Itulah sebabnya, Sayyid Abdullah bin Alawi al-Haddâd mengatakan, seperti dikutip oleh Al-Habib Zain ibn Ibrahim ibn Sumaith berikut:
اِعْلَمْ أَنَّ الْعِبَادَةَ لاَ تَصِحُّ بِدُوْنِ الْعِلْمِ، وَالْعِلْمُ وَالْعِبَادَةُ لاَ يَنْفَعَانِ إِلاَّ مَعَ اْلإِخْلاَصِ، فَعَلَيْكَ بِهِ… (المنهج السوي، ص. 627)

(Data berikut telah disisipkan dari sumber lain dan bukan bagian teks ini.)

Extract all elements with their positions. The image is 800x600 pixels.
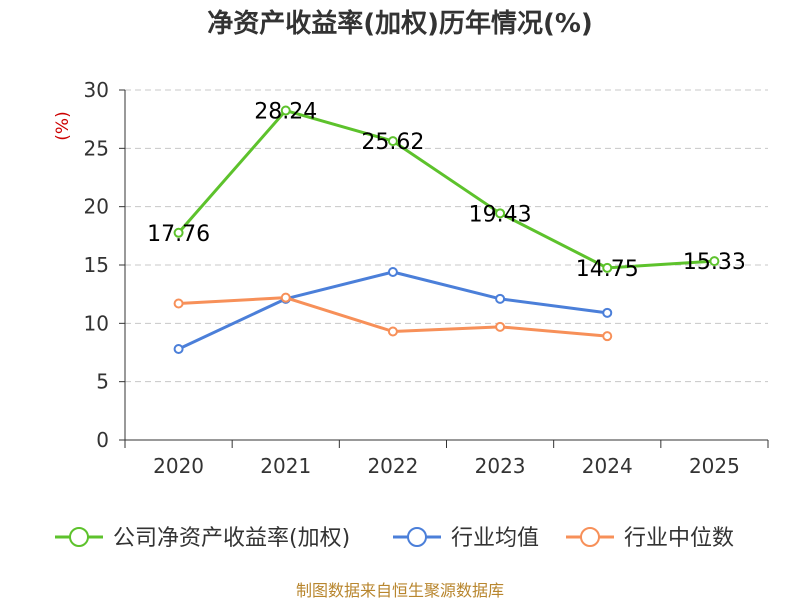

Hendaklah engkau ketahui bahwa ibadah itu tidak sah tanpa (didasari dengan) ilmu; ilmu dan ibadah tersebut tidak ada gunanya jika tidak diiringi dengan keikhlasan. Maka dari itu, engkau harus ikhlas… (al-Manhaj al-Sawîy, h. 627)
Demikian pula kebahagiaan Dunia dan Akhirat tidak akan pernah dapat dicapai dengan tanpa ilmu, atau hanya puas dengan kebodohan. Penegasan ini mengingatkan kita pada pernyataan Imam Syafi’i Ra:
مَنْ اَرَادَ الدُّنْيَا فَعَلَيْهِ بِالْعِلْمِ وَمَنْ اَرَادَ اْلآخِرَةَ فَعَلَيْهِ بِالْعِلْمِ (المجموع شرح المهذب 1/ 20)
Barangsiapa menghendaki (kebahagiaan) Dunia, ia harus dengan ilmu; barangsiapa menghendaki (kebahagiaan) Akhirat, ia harus dengan ilmu. (Al Majmu’ Syarh Al Muhadzdzab, Juz 1 H.20)
Dalam berkata dan beramal, posisi ilmu sangat penting karena berkata dan beramal tanpa ilmu mudah salah dan tersesat. Itulah sebabnya Imam Al Bukhari membuat bab tersendiri tentang pentingnya ilmu sebagai berikut:
بَابُ الْعِلْمِ قَبْلَ الْقَوْلِ وَالْعَمَلِ لِقَوْلِ اللَّهِ تَعَالَى{فَاعْلَمْ أَنَّهُ لَا إِلَهَ إِلَّا اللَّهُ (محمد:19)}فَبَدَأَ بِالْعِلْمِ )صحيح البخاري- ج 1 / ص 24)
Bab ilmu sebelum berkata dan beramal berdasarkan firman Allah Swt: Ketahuilah sesungguhnya tiada tuhan yang patut disembah selain Allah Swt, perhatikan Allah memulai dengan kata ilmu (Al Ilmu). (Shohih al Bukhari, Juz 1 hal 24)
(baca juga: Hujjah Aswaja: Azan setelah Mayit Diletakkan di Kuburan)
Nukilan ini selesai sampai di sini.